Odds are, you’ve never tried to use your Mac as a dash-mounted GPS. The thought likely never crossed your mind. And yet, if you ever plan trips before leaving, or perhaps still print out paper maps as a backup against vacation disasters, you likely still visit Google Maps online semi-frequently. You might even have Google Earth around still for the occasional scenic virtual stroll around the globe.
Maps for Mac is now the best way to plan your trips, if you’re comfortable relying on Apple’s maps data. It’s nothing groundbreaking, but it’s a nice extra on the Mac, one you’ll likely find yourself reaching for instead opening a new tab for Google Maps.
The World at Your Fingertips
If you’ve ever used a maps app, you pretty much know how to use Maps for Mac. There’s the globe to explore by hand, complete with the default 2-finger multitouch gestures for zoom and rotating the map. You’ll find small info icons on locations of interest that you can select to get more info, or right-click anywhere to pin a spot. And, there’s the inevitable search box in the right corner, where you can look up locations and get directions. So far so normal.
There’s three things that really set Apple Maps apart on the Mac, though: iOS sharing, printing options, and deep OS X integration. The first was one of the first things demonstrated about Maps for Mac at WWDC ’13, where Craig Federighi showed off how you could look up directions on your Mac and send them directly to your iPhone. And it really is that simple. It only works with devices connected to your own iCloud account, but there’s really nothing extra to it. Just find directions, tap the send icon, and send it to your iPhone. You’ll then get a notification on your iPhone that, if you accept, will open the directions on your device. Then, there’s automatic sync setup, so your recent direction searches and pinned locations from your iPhone will automatically show up on your Mac the same way iCloud bookmarks show up in Safari. There’s nothing to tweak, but it should just work without you thinking about it.
If you’re not an iPhone user, or happen to prefer to keep paper maps around, Maps for Mac is great for you too. Just find the directions you need, and hit print, and you’ll find options to include full-sized print maps that look surprisingly nice, along with turn-by-turn directions and accompanying tiny maps at each spot. Or, you can just save your maps directly as a PDF. Nothing revolutionary, per se, but it’s sure a nice simple way to get print maps.

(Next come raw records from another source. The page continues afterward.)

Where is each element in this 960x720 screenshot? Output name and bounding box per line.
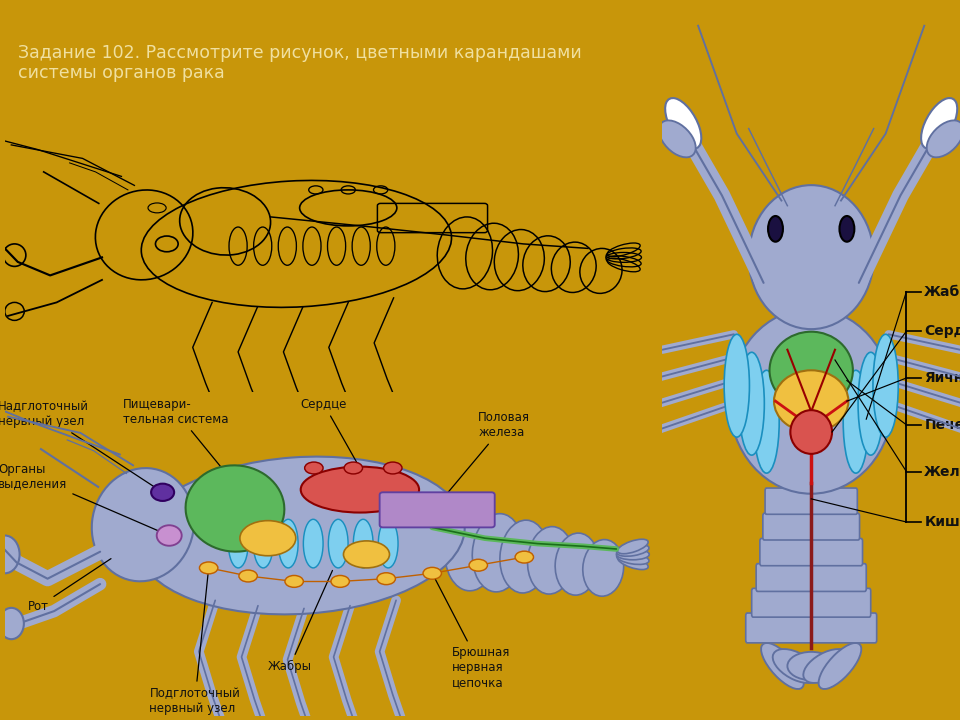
Ellipse shape [761, 643, 804, 689]
Ellipse shape [839, 216, 854, 242]
Ellipse shape [344, 541, 390, 568]
Text: Органы
выделения: Органы выделения [0, 462, 167, 534]
Ellipse shape [617, 555, 648, 570]
Ellipse shape [285, 575, 303, 588]
Ellipse shape [500, 520, 549, 593]
Ellipse shape [151, 484, 174, 501]
Ellipse shape [665, 98, 702, 149]
Text: Пищевари-
тельная система: Пищевари- тельная система [123, 397, 233, 482]
Ellipse shape [617, 539, 648, 554]
Text: Половая
железа: Половая железа [434, 411, 530, 509]
Ellipse shape [768, 216, 783, 242]
Ellipse shape [253, 519, 273, 568]
Ellipse shape [804, 649, 850, 683]
Ellipse shape [926, 120, 960, 158]
FancyBboxPatch shape [765, 488, 857, 514]
Ellipse shape [303, 519, 324, 568]
Ellipse shape [378, 519, 398, 568]
Ellipse shape [185, 465, 284, 552]
Text: Яичник: Яичник [924, 371, 960, 385]
Ellipse shape [353, 519, 373, 568]
Ellipse shape [444, 507, 499, 591]
Ellipse shape [749, 185, 874, 329]
Ellipse shape [659, 120, 696, 158]
Ellipse shape [528, 526, 574, 594]
Ellipse shape [0, 536, 19, 573]
Ellipse shape [773, 649, 819, 683]
FancyBboxPatch shape [379, 492, 494, 527]
Ellipse shape [239, 570, 257, 582]
Ellipse shape [136, 456, 465, 614]
Ellipse shape [516, 552, 534, 563]
Text: Сердце: Сердце [300, 397, 358, 466]
Ellipse shape [616, 544, 649, 557]
Text: Желудок: Желудок [924, 464, 960, 479]
Ellipse shape [300, 467, 420, 513]
Ellipse shape [377, 573, 396, 585]
Ellipse shape [0, 608, 24, 639]
Ellipse shape [843, 370, 869, 473]
Ellipse shape [228, 519, 248, 568]
FancyBboxPatch shape [746, 613, 876, 643]
Ellipse shape [873, 334, 899, 437]
Ellipse shape [754, 370, 780, 473]
FancyBboxPatch shape [752, 588, 871, 617]
Text: Брюшная
нервная
цепочка: Брюшная нервная цепочка [434, 576, 511, 689]
Text: Жабры: Жабры [268, 570, 332, 672]
Ellipse shape [616, 549, 649, 560]
Text: Подглоточный
нервный узел: Подглоточный нервный узел [150, 571, 240, 715]
Ellipse shape [328, 519, 348, 568]
Ellipse shape [770, 332, 852, 409]
Ellipse shape [304, 462, 324, 474]
FancyBboxPatch shape [760, 539, 862, 566]
Ellipse shape [240, 521, 296, 556]
Ellipse shape [616, 552, 649, 564]
Text: Сердце: Сердце [924, 324, 960, 338]
Text: Надглоточный
нервный узел: Надглоточный нервный узел [0, 400, 160, 491]
Ellipse shape [858, 352, 883, 455]
FancyBboxPatch shape [763, 513, 859, 540]
Ellipse shape [472, 513, 524, 592]
Text: Задание 102. Рассмотрите рисунок, цветными карандашами
системы органов рака: Задание 102. Рассмотрите рисунок, цветны… [18, 44, 582, 82]
Ellipse shape [384, 462, 402, 474]
Ellipse shape [921, 98, 957, 149]
Ellipse shape [423, 567, 442, 579]
Ellipse shape [739, 352, 764, 455]
FancyBboxPatch shape [756, 564, 866, 591]
Ellipse shape [555, 533, 599, 595]
Text: Печень: Печень [924, 418, 960, 432]
Ellipse shape [724, 334, 750, 437]
Ellipse shape [583, 539, 624, 596]
Ellipse shape [92, 468, 194, 581]
Ellipse shape [790, 410, 832, 454]
Ellipse shape [200, 562, 218, 574]
Ellipse shape [774, 370, 849, 432]
Ellipse shape [819, 643, 861, 689]
Text: Жабры: Жабры [924, 284, 960, 299]
Ellipse shape [730, 309, 893, 494]
Text: Кишка: Кишка [924, 515, 960, 529]
Ellipse shape [787, 652, 835, 680]
Ellipse shape [469, 559, 488, 571]
Text: Рот: Рот [28, 559, 111, 613]
Ellipse shape [344, 462, 363, 474]
Ellipse shape [156, 526, 181, 546]
Ellipse shape [278, 519, 299, 568]
Ellipse shape [331, 575, 349, 588]
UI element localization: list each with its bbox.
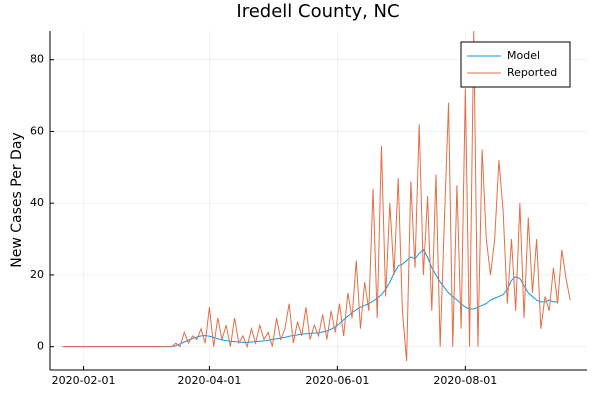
x-tick-label: 2020-08-01 <box>433 374 497 387</box>
y-tick-label: 80 <box>30 53 44 66</box>
y-tick-label: 60 <box>30 124 44 137</box>
series-line <box>62 249 558 348</box>
y-tick-label: 40 <box>30 196 44 209</box>
x-tick-label: 2020-06-01 <box>305 374 369 387</box>
x-tick-label: 2020-04-01 <box>177 374 241 387</box>
series-line <box>62 30 571 362</box>
chart-title: Iredell County, NC <box>236 1 399 22</box>
y-tick-label: 20 <box>30 268 44 281</box>
x-tick-label: 2020-02-01 <box>52 374 116 387</box>
legend-box <box>460 41 571 88</box>
y-tick-label: 0 <box>37 340 44 353</box>
y-axis-label: New Cases Per Day <box>9 132 25 267</box>
legend-label: Reported <box>507 66 557 79</box>
legend-label: Model <box>507 49 540 62</box>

Some of Mavericks’ new features don’t seem as backed into the OS as they should be — most notably, it’s frustrating that iBooks isn’t integrated with QuickLook and Spotlight, and tags should be a bit easier to tweak and discover in Spotlight themselves. But Maps has been worked rather deeply into OS X. It’s not in Spotlight, unfortunately, but you will find quick-links to open an address in Mail or Contacts in Maps. Select any address text in any app, and you’ll be able to preview it in Maps directly in the app or copy a maps:// address to your clipboard — and if that doesn’t show up, there’s a Services option to do the same thing. Plus, there’s now a Maps API so new Mac apps can integrate Apple Maps data going forward, just like iPhoto does now.
Whether you’ve had trouble with Apple Maps on your iPhone, or have simply been scared off by others’ reports of issues, you should absolutely give Maps another shot both on your Mac and your iOS devices. The Mac app works very nice, but the important thing is the maps service powering it — and at least for my own use in Bangkok, a place Google Maps hasn’t done the best job, Apple’s Maps has done quite the good job.
Though it’s a bit of a memory hog at around 500Mb on average, it’s generally faster than using Google Maps online, and its printout options are far nicer. With the added bonus of being able to easily send directions to your iOS device, there’s no reason not to at least try it out. And who knows — you might find you like it enough to switch.